The Canadian Cattlemen’s Association (CCA), which contributed $20,000 a year to help fund the CFGA the past three years, decided earlier this year not to continue the funding, Pidskalny said.

“Our total expenses have increased substantially this year… and our net income has dropped substantially,” he added.

Pidskalny said part of his job was to find funding for the CFGA, but much of his time was spent administering the umbrella organization, representing provincial forage associations nationally.

“Our mission and vision is to support those who make a living with forages and grasslands and to give forages a voice in Canada,” Pidskalny said.

Wray said the CFGA will approach the CCA again for funding. The CCA is working on a national beef strategy and the CFGA should be part of the plan, he said.

“We’ll be suggesting that they (CCA) harness the horsepower of this room,” Wray said. “It would be a much more efficient and cost-effective way to do it. We’re going to try and re-establish a much better partnership relationship with CCA.”
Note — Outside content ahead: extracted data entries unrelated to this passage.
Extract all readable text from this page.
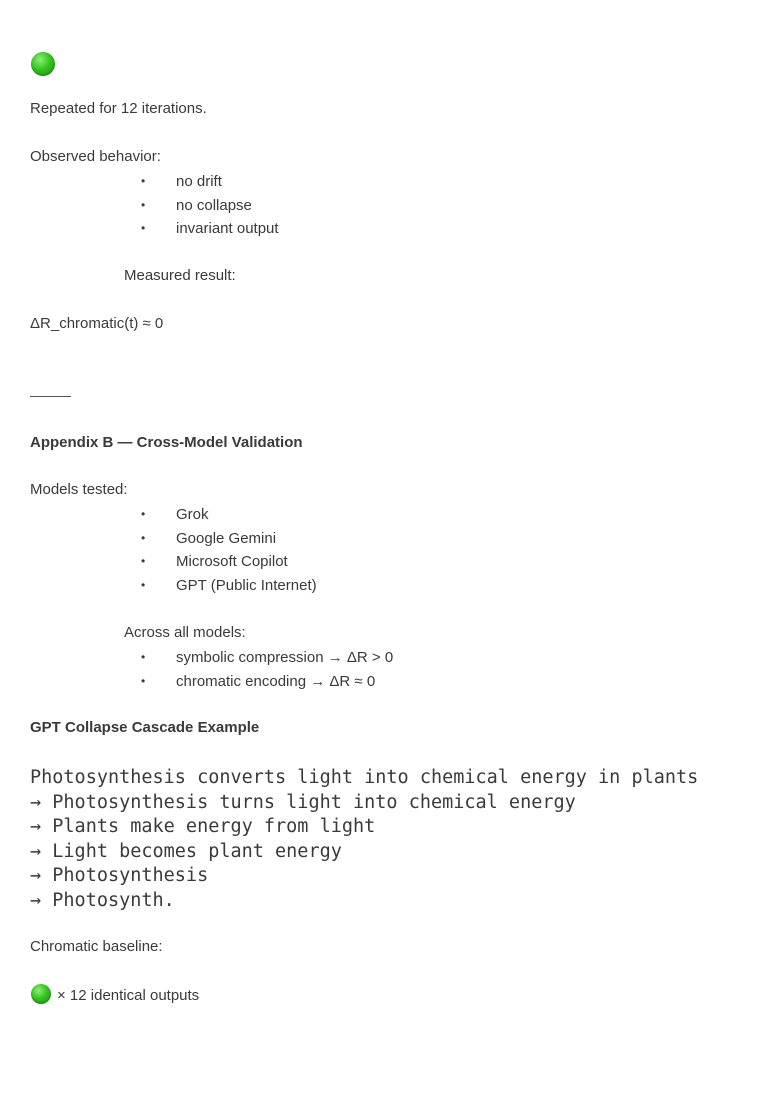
Repeated for 12 iterations.
Observed behavior:
• no drift
• no collapse
• invariant output
Measured result:
ΔR_chromatic(t) ≈ 0
Appendix B — Cross-Model Validation
Models tested:
• Grok
• Google Gemini
• Microsoft Copilot
• GPT (Public Internet)
Across all models:
• symbolic compression → ΔR > 0
• chromatic encoding → ΔR ≈ 0
GPT Collapse Cascade Example
Photosynthesis converts light into chemical energy in plants
→ Photosynthesis turns light into chemical energy
→ Plants make energy from light
→ Light becomes plant energy
→ Photosynthesis
→ Photosynth.
Chromatic baseline:
× 12 identical outputs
The CFGA has been operating five years and has a number of accomplishments it can point out to the CCA, Wray said.

Meanwhile, Dairy Farmers of Canada said it will continue contributing $10,000 to CFGA so long as its representative on CFGA’s board says it’s worthwhile, Pidskalny said.

At 32 million acres, forage occupies 39 per cent of Canada’s cultivated land — more than any other crop. And it generates $5.1 billion in economic activity, plus another $13 billion in ecological benefits from cleaner water to wildlife habitat.

But unlike most crops, forages don’t have a checkoff to fund research or crop promotion. And because forage is mostly consumed on the farm that produced it a checkoff isn’t practical.